Source:  Lysa Terkeurst

I started out this year with great determination to be victorious in my healthy eating resolutions. But then life happened.

Like when the upstairs toilet clogged and flooded my kitchen ceiling. Or when I got stuck in traffic, yelled at my kids, and missed an important meeting.

Those are the moments when my long-term goals to get healthy don’t feel as important as my need for immediate comfort.

I just want to blow my healthy eating plan out of frustration with something gooey, sweet, and cream laden.

I bet you’ve had something occur this week that doesn’t make you feel very victorious either. A sick child, a missed deadline, tension in a friendship, or a number on the scale that almost made you cry. I understand. But may I encourage you? Even in the midst of trying circumstances and bad days, you can be victorious.

You can be victorious even when the distance between your present reality and your desired goal seems so far apart.

How?

Set mini-goals.

Losing twenty, fifty, one hundred pounds, or more can seem so far away. And faraway goals are hard to hang onto when life drains us and it feels like those French fries sure could fill us.

Set mini-goals physically by getting a strategy for making healthy choices. How can you prepare now to drink eight glasses of water today? What is a healthy snack option you’ll turn to when those afternoon salty and sugary cravings start calling? Are you going out to eat at a restaurant? Use the Internet to look up the nutritional information for their menu so you can make informed healthy choices. If hit with an unexpected temptation today, what healthy go-to script or Bible verse can you arm yourself with in advance to combat justifications and compromises?

Each mini-goal you accomplish today is a moment of victory.

We can also set mini-goals spiritually. We will always be most victorious when we are in the center of God’s will. When we are in God’s will, we are able to see our trials from God’s perspective — through the lens of His grace and truth.

But what is God’s will? The apostle Paul wrote, “Rejoice always, pray continually, give thanks . . . for this is God’s will” (1 Thessalonians 5:16 – 18). This is an explicit description of what God’s will is. To be in the center of God’s will is to be a woman who is joyful, prayerful, and thankful.

Be joyful: Intentionally look around for measures of joy each day. There is joy in simply being alive and in being redeemed by God.
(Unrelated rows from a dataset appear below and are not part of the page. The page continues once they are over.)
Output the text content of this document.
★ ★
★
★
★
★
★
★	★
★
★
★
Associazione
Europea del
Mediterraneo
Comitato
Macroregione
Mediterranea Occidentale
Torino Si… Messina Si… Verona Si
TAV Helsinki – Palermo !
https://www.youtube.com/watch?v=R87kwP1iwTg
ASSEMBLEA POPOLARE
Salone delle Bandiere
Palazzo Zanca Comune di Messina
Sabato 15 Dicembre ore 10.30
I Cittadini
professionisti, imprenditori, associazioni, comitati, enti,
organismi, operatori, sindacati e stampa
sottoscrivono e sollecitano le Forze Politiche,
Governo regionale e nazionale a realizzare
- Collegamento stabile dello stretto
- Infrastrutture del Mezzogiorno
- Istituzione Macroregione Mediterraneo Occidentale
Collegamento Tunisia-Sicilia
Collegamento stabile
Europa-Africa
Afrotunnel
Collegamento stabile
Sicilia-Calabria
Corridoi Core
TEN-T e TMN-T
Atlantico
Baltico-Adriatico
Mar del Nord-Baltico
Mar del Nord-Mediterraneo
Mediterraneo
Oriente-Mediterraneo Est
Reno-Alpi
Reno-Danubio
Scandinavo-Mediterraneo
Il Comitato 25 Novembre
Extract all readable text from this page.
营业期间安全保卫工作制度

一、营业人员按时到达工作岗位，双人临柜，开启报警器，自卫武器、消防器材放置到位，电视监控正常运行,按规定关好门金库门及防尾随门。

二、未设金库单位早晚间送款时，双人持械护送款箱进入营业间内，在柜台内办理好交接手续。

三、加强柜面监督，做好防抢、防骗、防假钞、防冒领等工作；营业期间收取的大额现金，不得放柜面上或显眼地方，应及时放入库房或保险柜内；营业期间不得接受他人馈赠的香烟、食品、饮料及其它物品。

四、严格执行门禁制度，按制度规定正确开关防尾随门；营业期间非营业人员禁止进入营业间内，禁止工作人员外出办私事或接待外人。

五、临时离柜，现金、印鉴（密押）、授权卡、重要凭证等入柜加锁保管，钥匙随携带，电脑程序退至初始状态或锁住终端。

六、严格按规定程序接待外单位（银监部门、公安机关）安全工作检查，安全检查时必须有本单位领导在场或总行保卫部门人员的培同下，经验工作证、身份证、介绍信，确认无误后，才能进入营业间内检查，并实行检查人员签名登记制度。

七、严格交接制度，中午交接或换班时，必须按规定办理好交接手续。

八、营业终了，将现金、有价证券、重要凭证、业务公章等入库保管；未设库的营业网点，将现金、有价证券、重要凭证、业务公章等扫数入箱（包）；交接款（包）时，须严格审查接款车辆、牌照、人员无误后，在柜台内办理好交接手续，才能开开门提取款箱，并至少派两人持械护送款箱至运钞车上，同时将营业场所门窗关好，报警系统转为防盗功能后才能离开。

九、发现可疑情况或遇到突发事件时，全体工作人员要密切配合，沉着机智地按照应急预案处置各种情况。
Remember, joy is a choice we make, not a feeling we hope to get from our circumstances. It’s good to look for the good, to celebrate it even in small ways. Doing so is a moment of victory.

Be prayerful: Focus your thoughts on God through prayer. When I was tempted with unhealthy choices, it used to trigger a pity party. Now, I turn my temptations into triggers to pray. Turning to God rather than turning to food is a moment of victory.

Be thankful: When I focus on how much weight I still need to lose, it brings me down and I start entertaining thoughts of defeat. However, when I focus on all that I’m gaining with God through this process of losing the weight, it makes me all the more determined to keep going. What is something positive you’ve gained during your weight loss journey so far? God’s activity can be seen much more readily when we focus on what we do have rather than what we don’t have.

We can’t control our circumstances, but we can control our choices. Setting mini-goals physically and spiritually positions us for victory today. Indeed, you can be victorious even when the distance between your present reality and your desired goal seems so far apart.